SAP HANA is just the latest -- and fastest -- version of the Business Warehouse Accelerator (BWA) appliance that SAP has had for a few years, according to Boris Evelson, principal analyst with Cambridge, Mass.-based Forrester Research Inc. The only difference, he said, is that while the BWA was mainly used to accelerate the analysis of SAP Business Warehouse (BW) data, HANA can process data from any source.
It’s part of an overall trend to move analytical data from the computer’s disk into memory because it can be analyzed much more rapidly, according to Evelson. Secondly, in-memory computing data can be modeled much faster than on disk, and the model can be changed faster as well.
“This allows for a much more flexible and agile analytical environment,” he said, adding that SAP is not alone in providing in-memory capabilities for customers.
Despite the fact that some customers have wondered about the need for that kind of computational power, SAP said the appliance is aimed at businesses of any size needing to tie together large amounts of analytic and transactional data.
While HANA doesn’t replace BW, the value of the appliance is that it allows SAP’s customers who may not have BW -- or may not want it -- a way to still perform high-speed analytics off of SAP modules, according to Rita Sallam, an analyst with Gartner Inc.
“I think it’s a good first step toward the vision,” Sallam said. That “vision” entails moving toward an eventual version of HANA that does away with disk-based databases for both transactional processes and analytics, which SAP has indicated it is moving toward.
“If they can deliver on that, it will be a game changer,” she said.

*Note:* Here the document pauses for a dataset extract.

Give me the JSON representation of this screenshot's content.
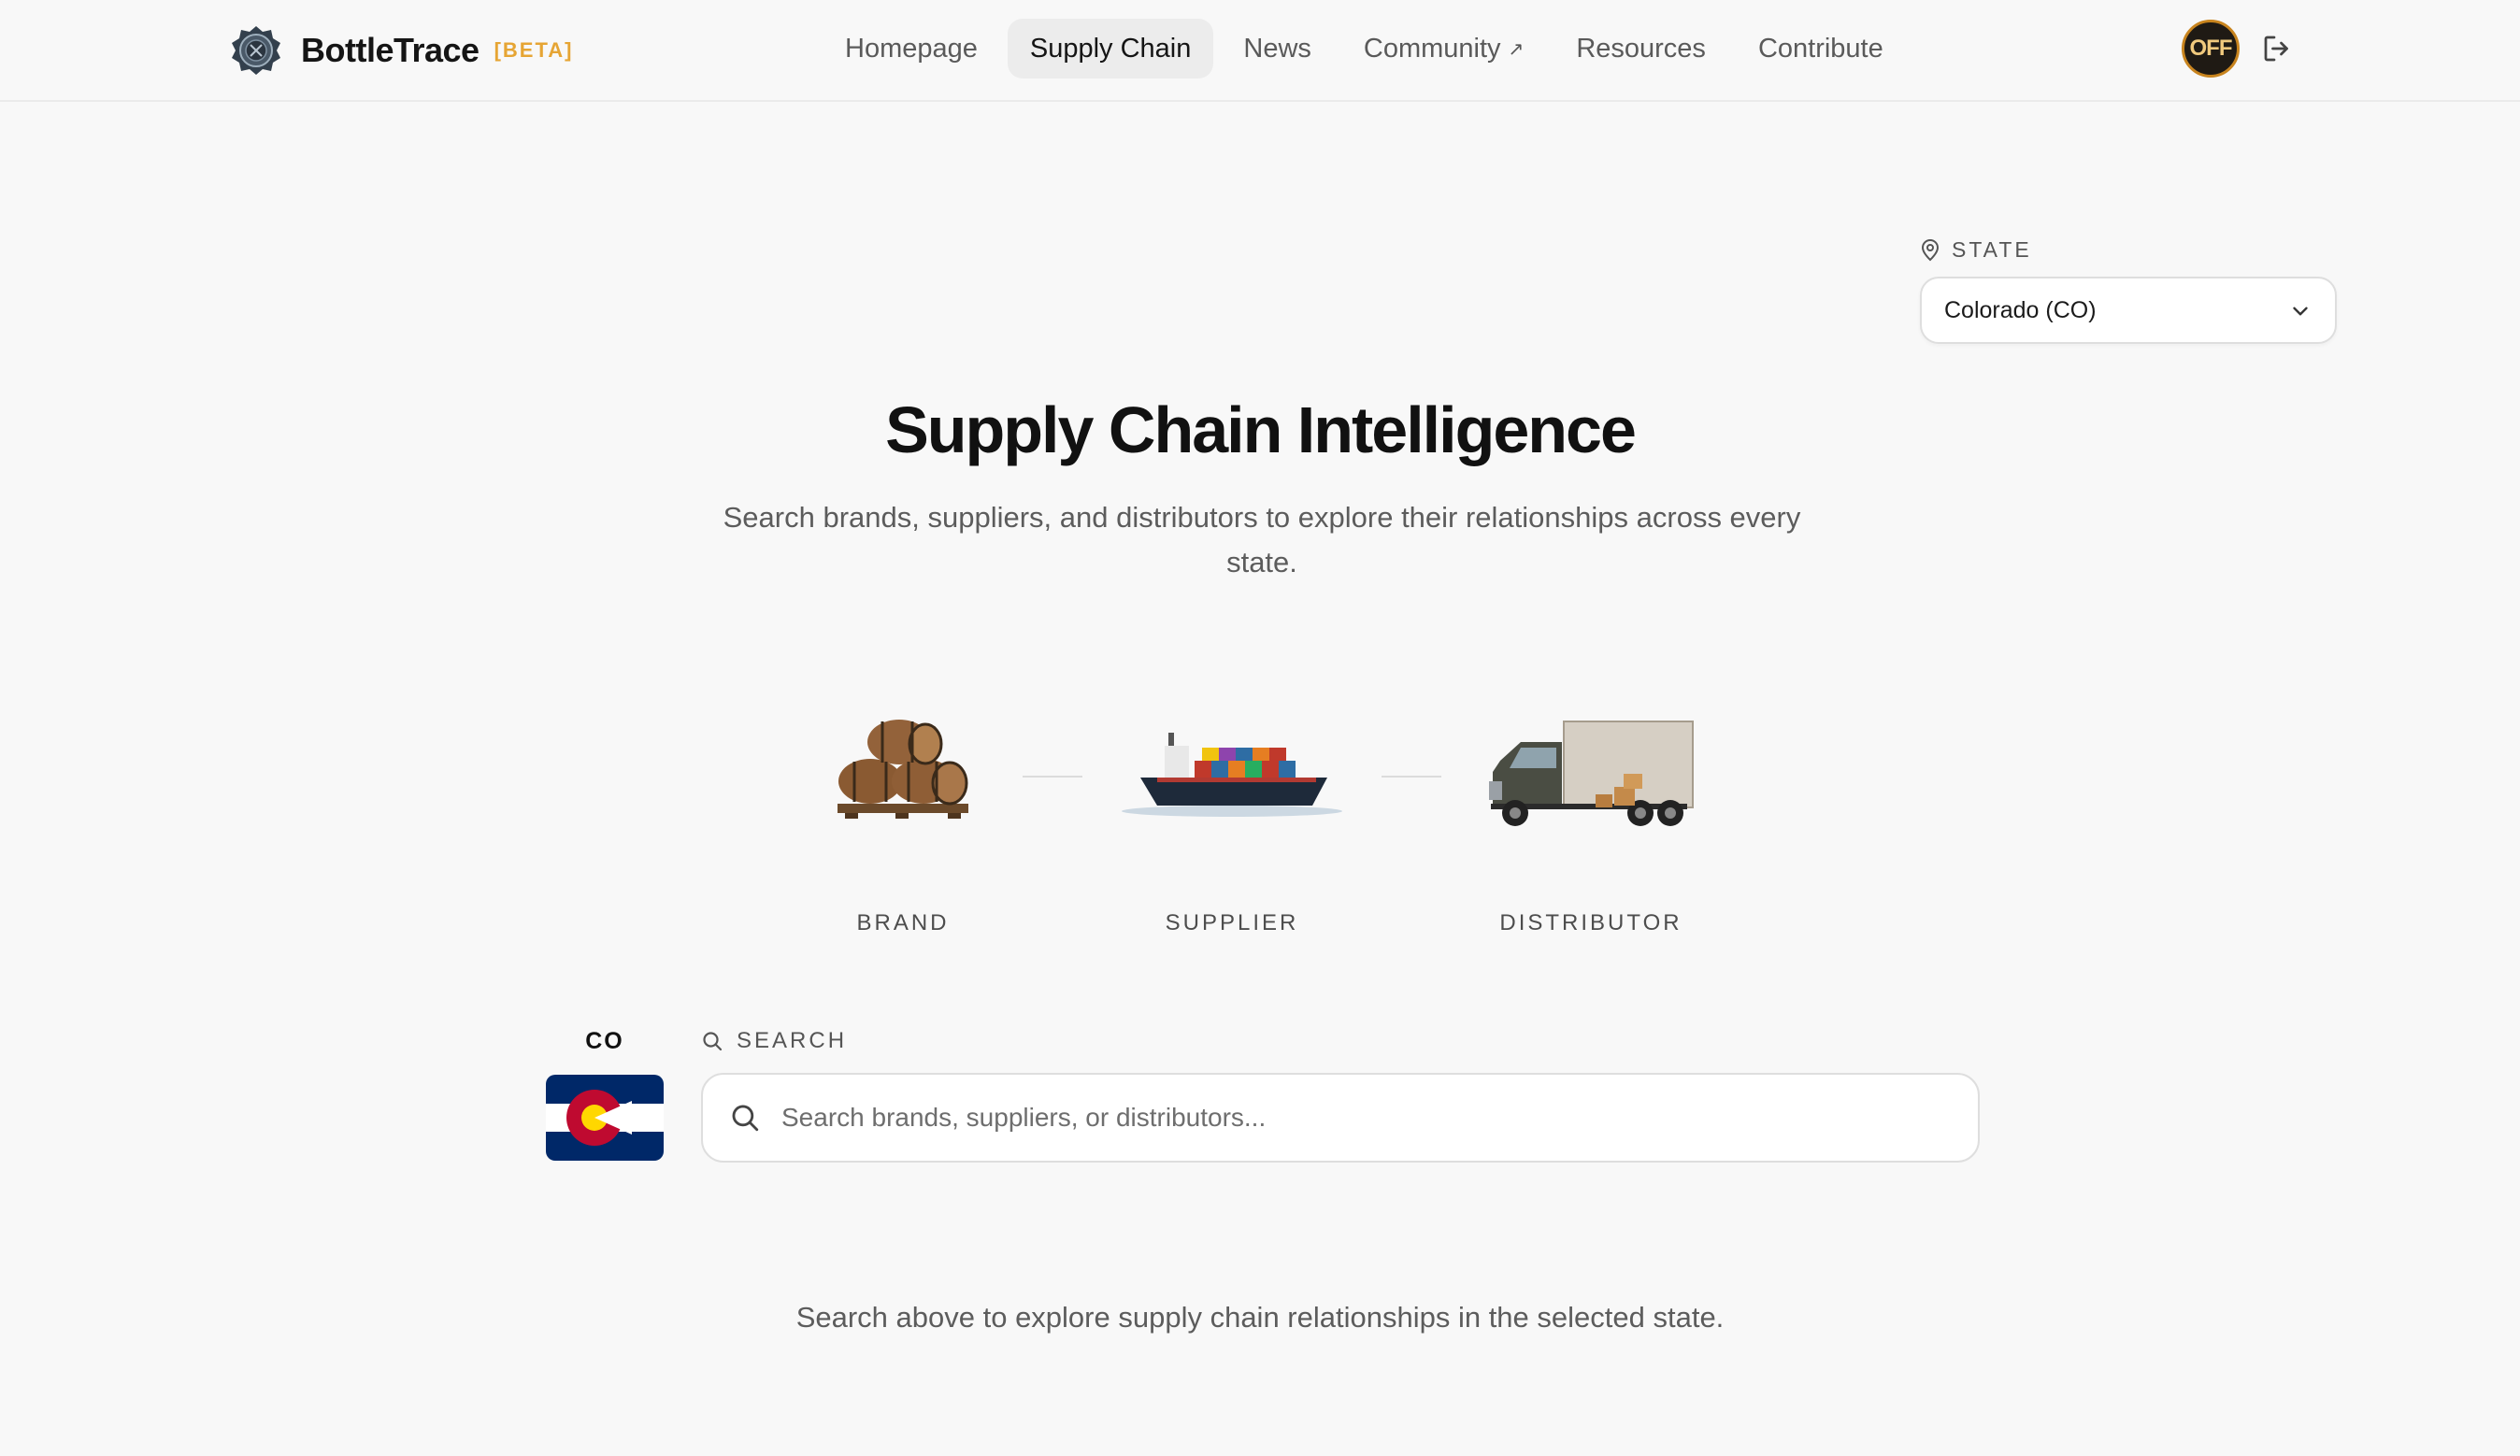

SAP would have to explain how it would move BW customers to HANA in the future, without undue cost or disruption, something SAP says will not be a problem.
“The mid-term plan is to allow BW to leverage HANA as the successor to BWA and therefore there is no need for customers to change their current deployment of BW. Eventually, the longer term plan is that HANA will provide the ‘in-memory’ database and technology platform upon which BW systems will run,” SAP wrote in an email when asked about its plans.
Speaking with reporters and other industry watchers by phone on Wednesday, Sikka outlined the first software application to be coupled with HANA, a personnel application called SAP Business Objects Strategic Workforce Planning, which lets companies simulate organizational changes in real time, and then see how the changes will affect that business. At the same time, models and personnel executives would be able to use the software to see how their company’s acquisitions and entrance into new markets will affect the organizational structure.
SAP said it had created the application in conjunction with other companies, including the Hilti Corp., which manufactures electrical tools used in the construction industry.
Using HANA, the company was able to run hundreds of customer contact lists in a matter of seconds, instead of hours like it had in the past, according to Christian Ritter, Hilti’s head of PCC HR, finance and reporting. While he said the technology may not be revolutionary, it would save roughly 700 hours a year in time running those reports, which he called “very impressive.”
SAP would not publicly disclose the cost of either HANA, or the software now being coupled with the appliance.